Path to healthcare design: My first experience with healthcare design came from designing a large state prison campus, where I focused on an outpatient clinic within the institution. Eager to learn more about the unique nature of healthcare in correctional facilities, I developed a deep interest in behavioral and mental health facilities and realized the importance of healthcare and rehabilitation spaces to the community’s well-being.

Describe your design approach: Empathetic, compassionate, efficient, and functional.

On your desk now: On the drawing board are a few projects for Sutter Health in California, including a renovation project to turn an existing warehouse into a medical office building and a new 7-story patient bed tower as a part of an existing hospital campus. Additional works that are already under construction are a hospital expansion with diagnostic and treatment services and a patient bed tower in California, and the Kai Tak New Acute Hospital campus in Hong Kong, which encompasses two 11-story medical office buildings on a major hospital campus.

Most rewarding project to date: The Kai Tak New Acute Hospital campus in Hong Kong. This was my first large-scale international hospital project as a medical planner, so I was eager to learn about the different practices on the other side of the world. The scale of the project and the complexity of the program were very stimulating, and the learning opportunity was tremendous. We worked seamlessly with the local users to merge their unique workflows with Western best-practice planning concepts into a beautiful and efficient campus.

What success means to you: The projects we design and construct will last 50 or more years. They need to continue to serve their functions on day one and as time progresses. Success is understanding what our clients want to achieve with the project now and helping them look ahead beyond the current time.

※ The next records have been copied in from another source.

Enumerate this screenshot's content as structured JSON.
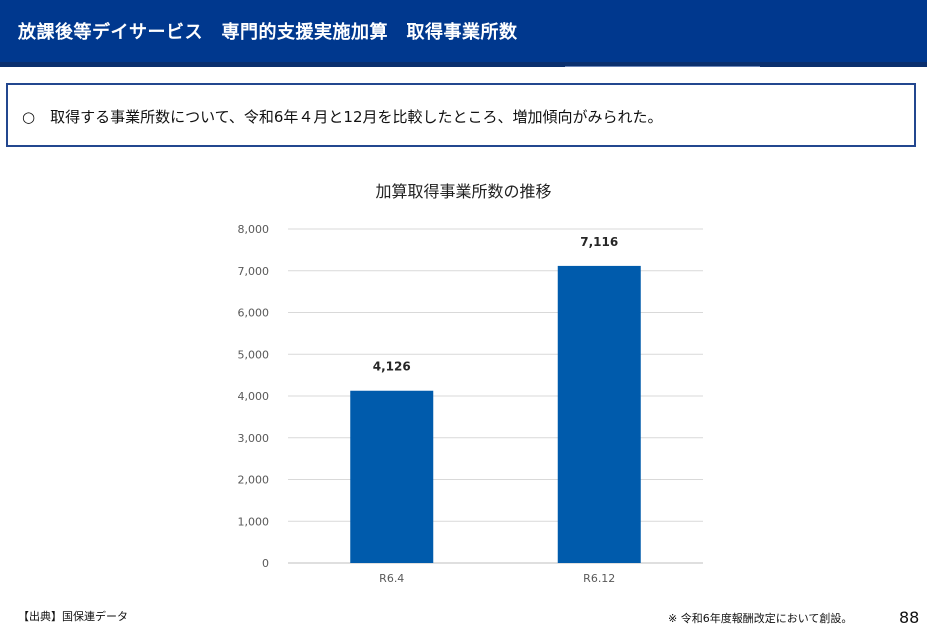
{
  "header": {
    "title": "放課後等デイサービス　専門的支援実施加算　取得事業所数"
  },
  "summary": {
    "text": "○　取得する事業所数について、令和6年４月と12月を比較したところ、増加傾向がみられた。"
  },
  "chart_data": {
    "type": "bar",
    "title": "加算取得事業所数の推移",
    "categories": [
      "R6.4",
      "R6.12"
    ],
    "values": [
      4126,
      7116
    ],
    "value_labels": [
      "4,126",
      "7,116"
    ],
    "ylim": [
      0,
      8000
    ],
    "yticks": [
      "0",
      "1,000",
      "2,000",
      "3,000",
      "4,000",
      "5,000",
      "6,000",
      "7,000",
      "8,000"
    ],
    "grid": true,
    "bar_color": "#005bac",
    "xlabel": "",
    "ylabel": ""
  },
  "footer": {
    "source": "【出典】国保連データ",
    "note": "※ 令和6年度報酬改定において創設。",
    "page_number": "88"
  },
  "colors": {
    "header_bg": "#00388e",
    "box_border": "#23478f",
    "bar": "#005bac",
    "grid": "#d9d9d9"
  }
}
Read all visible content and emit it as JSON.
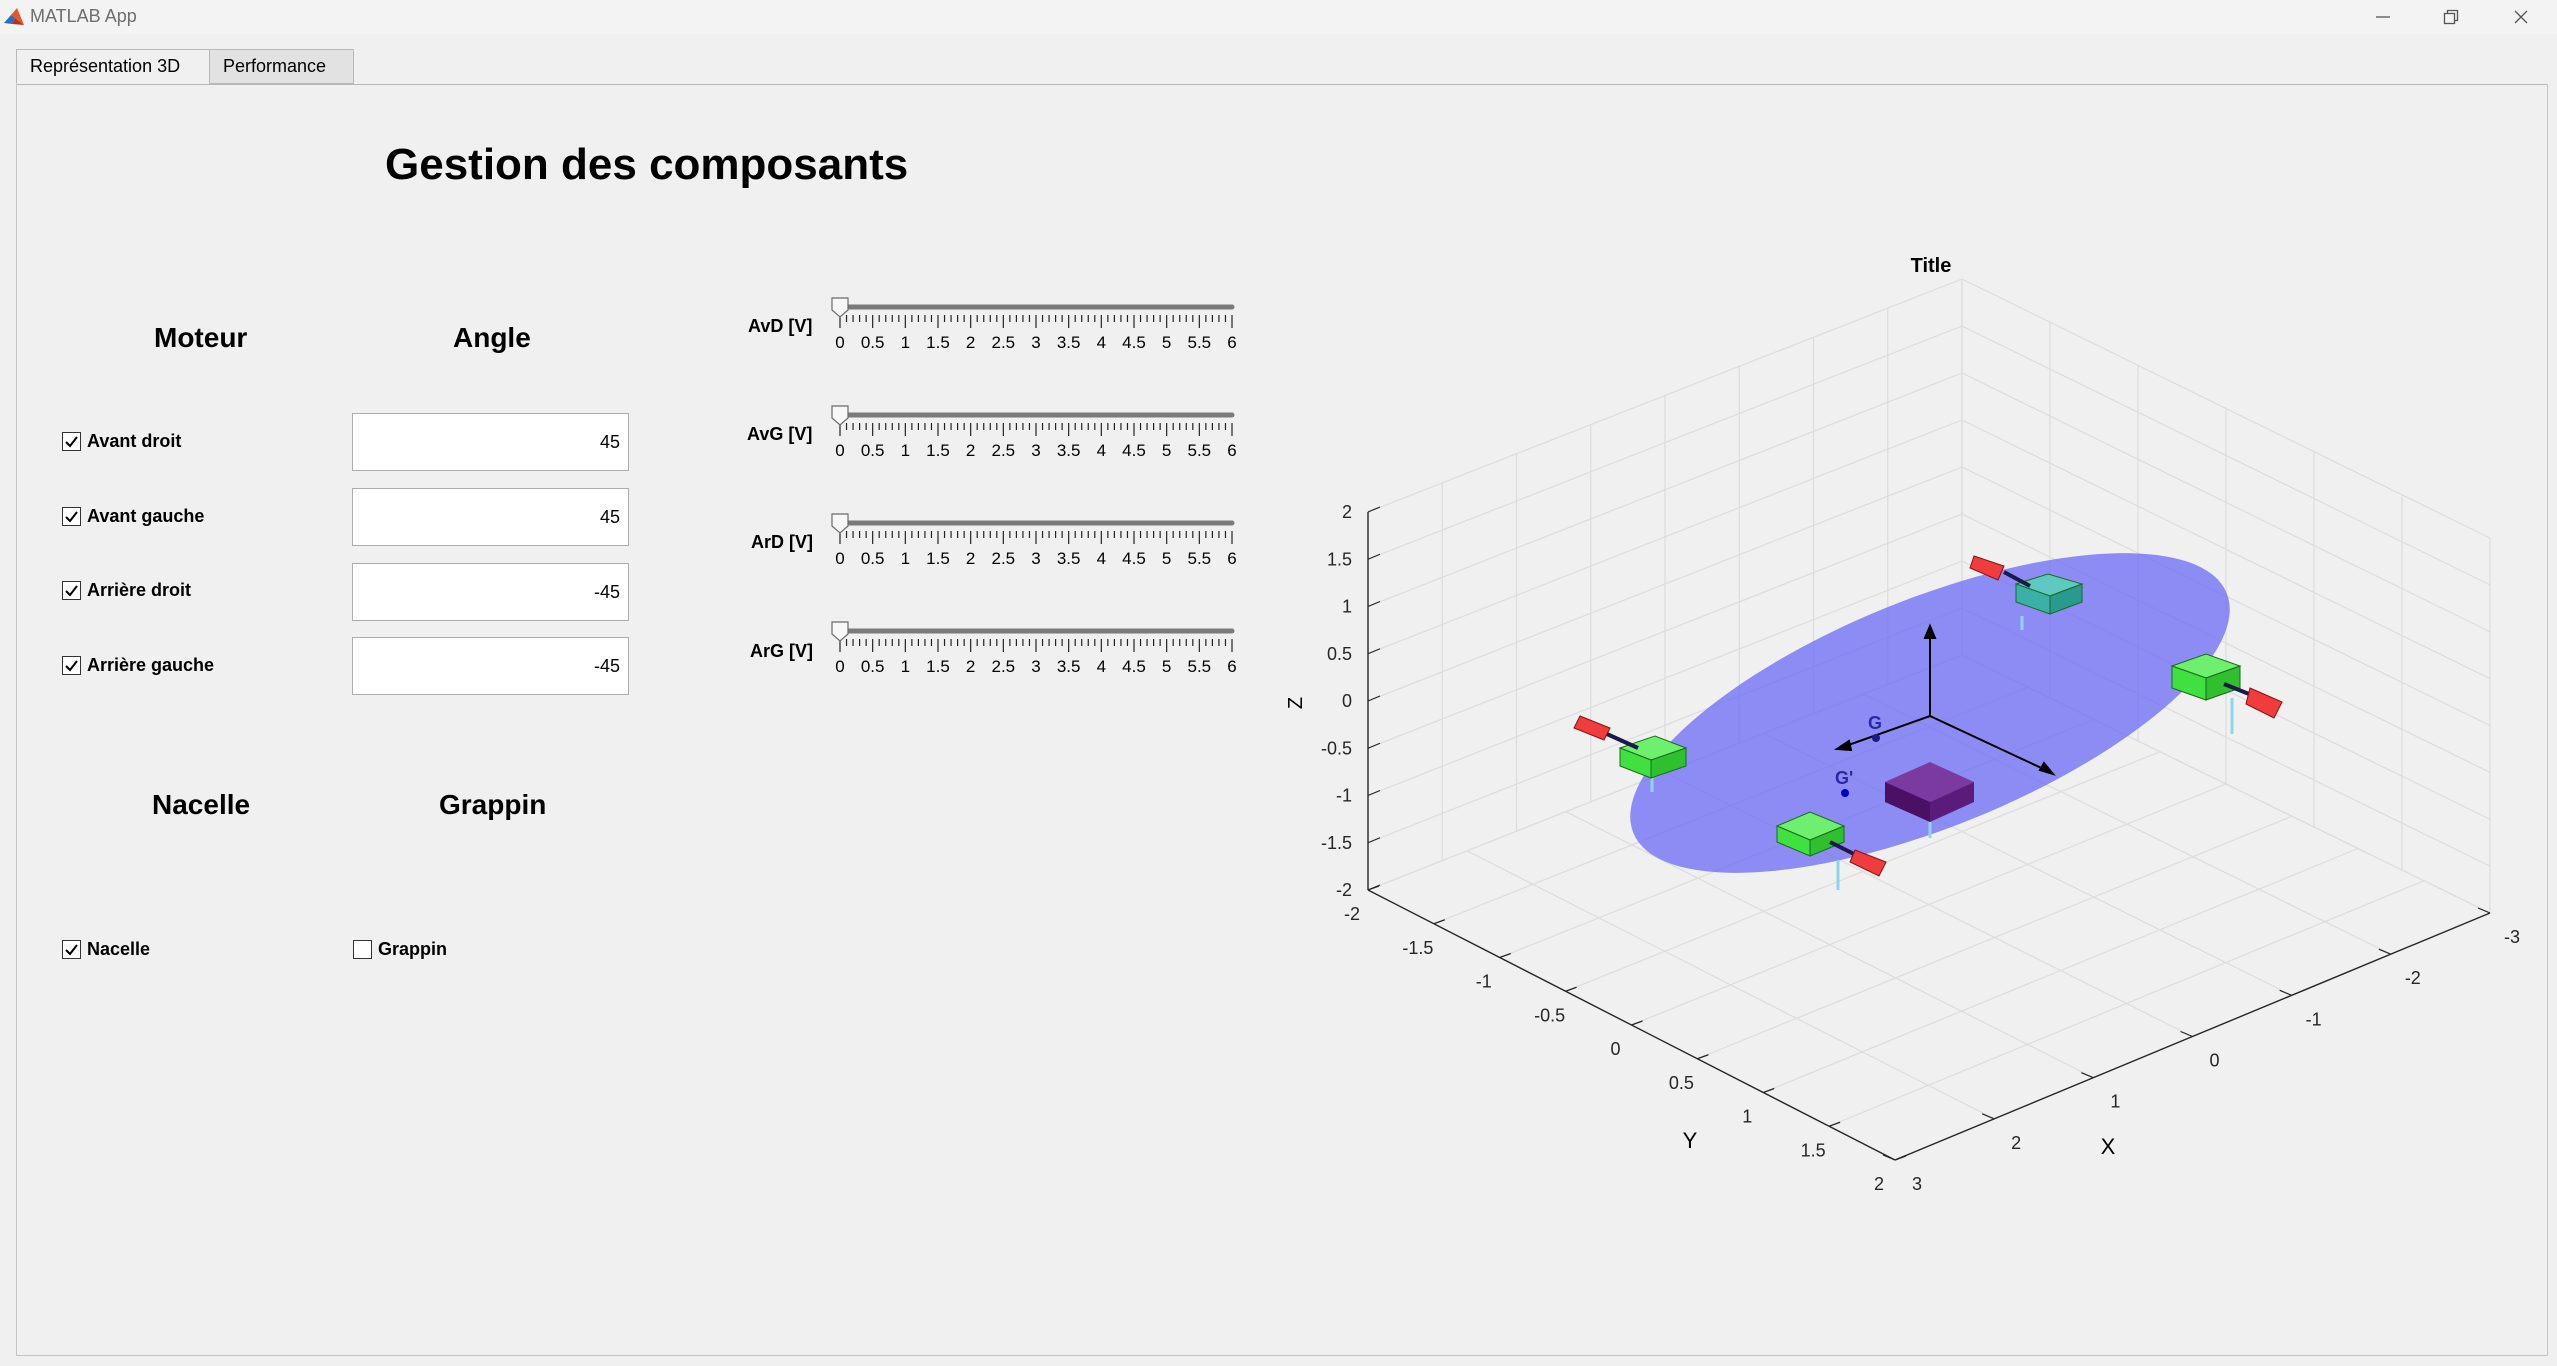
{
  "window": {
    "title": "MATLAB App",
    "minimize_icon": "minimize-icon",
    "maximize_icon": "restore-icon",
    "close_icon": "close-icon"
  },
  "tabs": [
    {
      "label": "Représentation 3D",
      "active": true
    },
    {
      "label": "Performance",
      "active": false
    }
  ],
  "page": {
    "title": "Gestion des composants",
    "headers": {
      "motor": "Moteur",
      "angle": "Angle",
      "nacelle": "Nacelle",
      "grappin": "Grappin"
    }
  },
  "motors": [
    {
      "label": "Avant droit",
      "checked": true,
      "angle": "45"
    },
    {
      "label": "Avant gauche",
      "checked": true,
      "angle": "45"
    },
    {
      "label": "Arrière droit",
      "checked": true,
      "angle": "-45"
    },
    {
      "label": "Arrière gauche",
      "checked": true,
      "angle": "-45"
    }
  ],
  "options": {
    "nacelle": {
      "label": "Nacelle",
      "checked": true
    },
    "grappin": {
      "label": "Grappin",
      "checked": false
    }
  },
  "sliders": {
    "min": 0,
    "max": 6,
    "tick_labels": [
      "0",
      "0.5",
      "1",
      "1.5",
      "2",
      "2.5",
      "3",
      "3.5",
      "4",
      "4.5",
      "5",
      "5.5",
      "6"
    ],
    "items": [
      {
        "label": "AvD [V]",
        "value": 0
      },
      {
        "label": "AvG [V]",
        "value": 0
      },
      {
        "label": "ArD [V]",
        "value": 0
      },
      {
        "label": "ArG [V]",
        "value": 0
      }
    ]
  },
  "plot": {
    "title": "Title",
    "xlabel": "X",
    "ylabel": "Y",
    "zlabel": "Z",
    "x_ticks": [
      "3",
      "2",
      "1",
      "0",
      "-1",
      "-2",
      "-3"
    ],
    "y_ticks": [
      "-2",
      "-1.5",
      "-1",
      "-0.5",
      "0",
      "0.5",
      "1",
      "1.5",
      "2"
    ],
    "z_ticks": [
      "2",
      "1.5",
      "1",
      "0.5",
      "0",
      "-0.5",
      "-1",
      "-1.5",
      "-2"
    ],
    "markers": {
      "g": "G",
      "g_prime": "G'"
    },
    "colors": {
      "disk": "#6f6ff5",
      "motor_box": "#3fe03f",
      "propeller": "#f03c3c",
      "nacelle": "#5a1b7a",
      "cable": "#8fd3ea"
    }
  }
}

Industry challenge on your radar: As telemedicine, mobile/wearable devices, and remote testing technologies develop, places where patients can receive care are more diverse than ever. New opportunities will emerge. As designers of healthcare spaces, we need to stay curious and open-minded about what patient care spaces could be in the future.

Must-have skill for healthcare designers today: Curiosity. As designers in a time with booming technology and medical breakthroughs, we must create long-lasting solutions that are flexible and adaptable enough for the unknown future. Also, in our own workflow, emerging technologies and tools are streamlining our design process and assisting us to generate more comprehensive solutions. Though these technological changes are unknown and may seem daunting, I encourage designers to stay curious and embrace whatever comes our way.